— Давно не виделись, — сказала я сипло. Откашлялась. В горле застряло что-то колючее.
Мужик воткнул знамя в землю. Полотнище развевалось, я видела сквозь него кроны и дым.
— И куда это вы хотели увести девушку? — спросила я, сказав сердцу уняться. — К своим? Что, знаете обходной путь, или просто чтоб убили?
Полла тихо вскрикнула. Она глядела на нас между ладоней, потом встрепенулась, скребя туфлями по полу и путаясь в лозах, спряталась за статую мужчины с мальчонкой.
Мужик что-то сказал, и после моего дежурного "да не понимаю я!" проговорил:
— На ней знаки. Она опасна. А ты не исполнила обещания.
Интересный какой, а.
— Я вам ничего не обещала, — подняла я палец. — Во-первых. Во-вторых, уже поздно, не находите? Что будет, то будет, и отвалите от меня. Со всем уважением и все такое прочее.
Сейчас сюда придут настоящие, во плоти его братишки и спросят за каждое грубое слово, подумала я. Усмехнулась, расставила ноги шире. Все равно помирать.
Мужик протянул руку.
— Идем.
— Куда это? — задрала я брови, спрятала за спину и вторую руку. — Туда же, куда и Поллу повели б? Я, пожалуй, воздержусь. Да и зачем я-то вам? Я не нужна. Они, — я мотнула головой к дворцу, — все сделают как нужно, и уж точно обойдутся без моей персоны.
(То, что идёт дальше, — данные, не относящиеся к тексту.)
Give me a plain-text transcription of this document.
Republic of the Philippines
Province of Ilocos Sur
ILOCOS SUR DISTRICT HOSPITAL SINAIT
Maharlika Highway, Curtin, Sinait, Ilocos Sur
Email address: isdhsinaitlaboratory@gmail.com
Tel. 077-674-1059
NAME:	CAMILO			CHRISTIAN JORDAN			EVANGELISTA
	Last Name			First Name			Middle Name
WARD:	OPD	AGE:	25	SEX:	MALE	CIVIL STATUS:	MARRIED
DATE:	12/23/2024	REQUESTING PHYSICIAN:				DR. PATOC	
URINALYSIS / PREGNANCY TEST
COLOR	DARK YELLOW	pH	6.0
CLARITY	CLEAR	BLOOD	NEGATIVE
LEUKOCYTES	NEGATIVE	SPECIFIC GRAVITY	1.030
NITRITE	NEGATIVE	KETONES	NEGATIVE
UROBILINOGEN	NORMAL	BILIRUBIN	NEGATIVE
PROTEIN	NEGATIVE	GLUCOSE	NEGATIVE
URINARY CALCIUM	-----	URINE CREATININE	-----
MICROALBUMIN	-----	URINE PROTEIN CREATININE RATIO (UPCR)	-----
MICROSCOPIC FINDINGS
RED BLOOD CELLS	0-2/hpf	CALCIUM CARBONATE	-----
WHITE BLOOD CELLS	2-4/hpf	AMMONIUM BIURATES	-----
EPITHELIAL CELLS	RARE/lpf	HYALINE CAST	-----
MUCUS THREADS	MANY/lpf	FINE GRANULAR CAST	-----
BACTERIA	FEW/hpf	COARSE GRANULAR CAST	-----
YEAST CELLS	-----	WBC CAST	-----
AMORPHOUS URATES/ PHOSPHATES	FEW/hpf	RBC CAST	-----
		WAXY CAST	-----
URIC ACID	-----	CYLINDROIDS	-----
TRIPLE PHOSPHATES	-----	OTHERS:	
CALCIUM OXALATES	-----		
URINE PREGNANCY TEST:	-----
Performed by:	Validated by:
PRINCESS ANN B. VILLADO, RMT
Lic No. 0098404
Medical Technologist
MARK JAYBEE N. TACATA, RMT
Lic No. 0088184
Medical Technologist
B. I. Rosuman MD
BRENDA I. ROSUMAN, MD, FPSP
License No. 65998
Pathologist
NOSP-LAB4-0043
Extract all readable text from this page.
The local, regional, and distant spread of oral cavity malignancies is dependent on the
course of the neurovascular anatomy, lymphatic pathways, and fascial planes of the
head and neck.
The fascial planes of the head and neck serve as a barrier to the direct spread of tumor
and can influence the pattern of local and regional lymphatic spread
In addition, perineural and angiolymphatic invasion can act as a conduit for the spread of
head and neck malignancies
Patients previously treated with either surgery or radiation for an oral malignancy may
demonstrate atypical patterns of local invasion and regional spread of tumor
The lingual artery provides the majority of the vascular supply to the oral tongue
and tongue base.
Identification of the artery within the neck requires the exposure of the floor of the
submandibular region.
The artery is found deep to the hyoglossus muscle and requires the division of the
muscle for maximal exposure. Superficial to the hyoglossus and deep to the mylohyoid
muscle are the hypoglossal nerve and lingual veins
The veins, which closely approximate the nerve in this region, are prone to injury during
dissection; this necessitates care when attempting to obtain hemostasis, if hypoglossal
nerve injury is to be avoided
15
Ха! Съел? Его лицо стало совсем как у мамы, когда переела жирного и болит печень. Я усмехнулась шире. Ха!
— Видите, мы дошли. Может быть, правда судьба. Уж простите, что не стала останавливать их. Мне, видите ли, стали дороги эти люди. Так что если либо они, либо вы с вашем народом… уж простите.
В желудке расслабилось что-то, а я даже не знала, что оно было так туго завязано. Стало легко, словно я сказала, меня услышали — и теперь это не моя ноша. С какой стати она должна быть моей?
— Спаси мой народ.
— Уже поздно, — сказала я. Облизнула губы. — И вы нашли, кого просить. Это не мое дело — спасать народы, я не мессия и не король с правом объявлять войну и мириться..
— Идем.
Руку он так и держал ладонью вверх.
— Мне тут рассказывали, что ваши… э… силы вредят вашему народу, и если от кого его и надо спасать, так это от вас.
Мужик неожиданно кивнул.
— Я был проклят. За гордыню.
— Ну так и чего вы мне голову морочите? — было страшно и сладко разговаривать так с тем, кого мои спутники считали главным врагом, и немного противно от себя, что с настоящим, не тенью, я бы так не осмелилась. — Сейчас сделают ритуал или там что, и освободят вас от этого проклятья.
— Люди не щадят никого, когда у них появляется сила. Не дайте девчонке Мервина ее получить.
— С чего бы?
Он выговорил что-то длинно. Я поджала губы. Он опустил, наконец-то, руку, сказал раздельно:
— Будет много крови. Огня. Никого не останется.
— А мне-то какое должно быть до этого дело?
Он помолчал. Его плащ раздуло, словно гулял ветер. У дворца же было тихо, жаркий воздух неподвижно обнимал нас, камень стен и лес.
Он поднял руку, на этот раз указывая. Я обернулась через плечо. Полла выглядывала из-за статуи, и от нашего взгляда тут же юркнула обратно за нее.
— Они отдают своих людей магии, и магия их проглатывает. Приносят жертвы. Зачем такие короли?
Платье у меня все еще было мокрое на плече. Я потерла под бретелькой пальцем.
Разрисованный эльф кричал, нанизанный на копье Эбрара. И он мне еще что-то тут рассказывает.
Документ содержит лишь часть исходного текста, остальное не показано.